Dark-colored pans absorb heat more efficiently than light-colored pans, so the sides and bottoms of items baked in dark pans will cook and brown more quickly than those of the same items cooked in light pans.
This is an asset when baking cinnamon rolls and deep-dish pizza, where a brown crust is a source of valuable flavor, but it can be a problem with other recipes. Because the batter near the edges in a dark pan will reach its maximum temperature sooner than the batter near the edges in a light pan, a cake baked in a dark pan will have sides that are overly brown and set early, leading to stunted height, while the center continues to rise. This results in a domed cake, which is particularly problematic when making a layer cake. So what do you do if you own dark pans? Do you have to buy a set of light pans just for cakes?

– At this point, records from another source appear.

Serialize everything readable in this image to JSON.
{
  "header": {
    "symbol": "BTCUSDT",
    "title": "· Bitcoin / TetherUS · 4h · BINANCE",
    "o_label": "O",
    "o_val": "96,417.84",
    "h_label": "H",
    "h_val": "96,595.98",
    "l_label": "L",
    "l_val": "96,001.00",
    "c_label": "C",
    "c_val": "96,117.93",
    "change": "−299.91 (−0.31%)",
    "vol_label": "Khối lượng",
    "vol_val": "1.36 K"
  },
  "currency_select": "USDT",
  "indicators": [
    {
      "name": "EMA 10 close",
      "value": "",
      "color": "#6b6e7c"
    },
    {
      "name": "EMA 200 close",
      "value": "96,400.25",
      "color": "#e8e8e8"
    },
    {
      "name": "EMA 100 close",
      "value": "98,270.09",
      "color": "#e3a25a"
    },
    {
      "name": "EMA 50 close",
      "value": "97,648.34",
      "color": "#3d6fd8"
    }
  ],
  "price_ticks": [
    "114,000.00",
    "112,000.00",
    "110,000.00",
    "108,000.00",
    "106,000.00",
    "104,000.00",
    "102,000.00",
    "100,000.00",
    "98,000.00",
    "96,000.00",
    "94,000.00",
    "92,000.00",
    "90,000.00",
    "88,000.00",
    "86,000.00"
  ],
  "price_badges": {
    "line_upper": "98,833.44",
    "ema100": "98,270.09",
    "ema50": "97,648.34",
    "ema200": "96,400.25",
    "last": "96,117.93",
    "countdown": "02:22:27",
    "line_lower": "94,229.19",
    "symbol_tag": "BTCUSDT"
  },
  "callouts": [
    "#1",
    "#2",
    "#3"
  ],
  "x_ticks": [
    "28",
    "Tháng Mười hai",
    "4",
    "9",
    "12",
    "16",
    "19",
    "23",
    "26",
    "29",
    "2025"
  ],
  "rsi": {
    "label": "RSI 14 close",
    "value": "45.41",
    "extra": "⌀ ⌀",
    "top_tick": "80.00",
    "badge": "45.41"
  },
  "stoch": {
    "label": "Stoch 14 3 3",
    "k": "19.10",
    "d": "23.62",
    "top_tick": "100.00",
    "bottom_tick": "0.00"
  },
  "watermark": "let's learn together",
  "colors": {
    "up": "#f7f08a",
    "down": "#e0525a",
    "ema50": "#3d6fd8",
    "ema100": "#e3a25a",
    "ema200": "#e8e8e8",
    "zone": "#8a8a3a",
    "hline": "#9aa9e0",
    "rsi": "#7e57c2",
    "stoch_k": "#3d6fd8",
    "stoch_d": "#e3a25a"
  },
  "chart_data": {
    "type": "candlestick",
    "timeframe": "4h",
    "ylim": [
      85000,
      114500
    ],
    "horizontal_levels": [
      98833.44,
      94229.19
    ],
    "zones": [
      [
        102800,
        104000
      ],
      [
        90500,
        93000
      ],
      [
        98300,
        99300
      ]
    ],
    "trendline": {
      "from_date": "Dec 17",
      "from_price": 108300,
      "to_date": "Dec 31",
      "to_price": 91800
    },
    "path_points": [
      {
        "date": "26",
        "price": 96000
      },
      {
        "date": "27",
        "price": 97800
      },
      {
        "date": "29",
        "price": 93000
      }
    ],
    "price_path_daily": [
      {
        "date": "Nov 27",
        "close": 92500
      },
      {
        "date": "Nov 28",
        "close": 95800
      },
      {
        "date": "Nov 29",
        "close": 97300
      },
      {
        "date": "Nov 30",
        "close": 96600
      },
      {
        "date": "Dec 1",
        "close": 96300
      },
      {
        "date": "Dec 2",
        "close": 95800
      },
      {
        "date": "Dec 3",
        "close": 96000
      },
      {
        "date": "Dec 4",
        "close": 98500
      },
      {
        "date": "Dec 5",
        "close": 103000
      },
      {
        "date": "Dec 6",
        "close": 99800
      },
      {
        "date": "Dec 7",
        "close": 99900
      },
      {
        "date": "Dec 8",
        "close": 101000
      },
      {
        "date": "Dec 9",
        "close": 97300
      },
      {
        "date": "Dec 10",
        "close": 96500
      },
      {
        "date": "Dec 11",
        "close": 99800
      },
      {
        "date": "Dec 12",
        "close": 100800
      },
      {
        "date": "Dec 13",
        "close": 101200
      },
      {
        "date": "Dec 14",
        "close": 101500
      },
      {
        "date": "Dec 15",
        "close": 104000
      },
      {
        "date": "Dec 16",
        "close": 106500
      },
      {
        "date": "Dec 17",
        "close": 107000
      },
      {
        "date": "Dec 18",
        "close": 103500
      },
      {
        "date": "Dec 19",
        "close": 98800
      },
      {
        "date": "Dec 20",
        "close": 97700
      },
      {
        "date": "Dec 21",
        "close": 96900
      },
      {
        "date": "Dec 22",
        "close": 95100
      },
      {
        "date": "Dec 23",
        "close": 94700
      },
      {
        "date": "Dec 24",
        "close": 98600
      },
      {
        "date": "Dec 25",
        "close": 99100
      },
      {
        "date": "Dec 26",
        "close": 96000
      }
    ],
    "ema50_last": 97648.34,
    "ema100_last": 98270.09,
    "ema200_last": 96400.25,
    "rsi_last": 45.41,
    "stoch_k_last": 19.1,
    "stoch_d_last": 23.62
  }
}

Not necessarily. We baked three yellow cake layers: one in a dark pan, one in a light pan, and a third in a dark pan that had been wrapped in aluminum foil. The cake baked in the dark pan looked as expected: The edges were very brown and set long before the center, so the center of the cake was higher and domed. But the cake baked in the foil-wrapped dark pan looked the same as the one in the light-colored pan: level, with tender, lightly browned sides and bottom.
So if you only own dark baking pans, when making cakes we recommend wrapping the exteriors with foil as snugly as you can. (At the top of the pan, fold the edge of the foil back onto itself; do not fold the foil over onto the interior.) The shiny side can be in or out; we found that it made no noticeable difference.
When we baked cakes in dark pans and dark pans wrapped in foil and monitored the batter near the edges of the pans using temperature probes, the batter near the edge in the dark pan reached its maximum temperature, and so stopped rising (thus leading to doming), much earlier in the baking process than the edge of the cake in the foil-wrapped pan.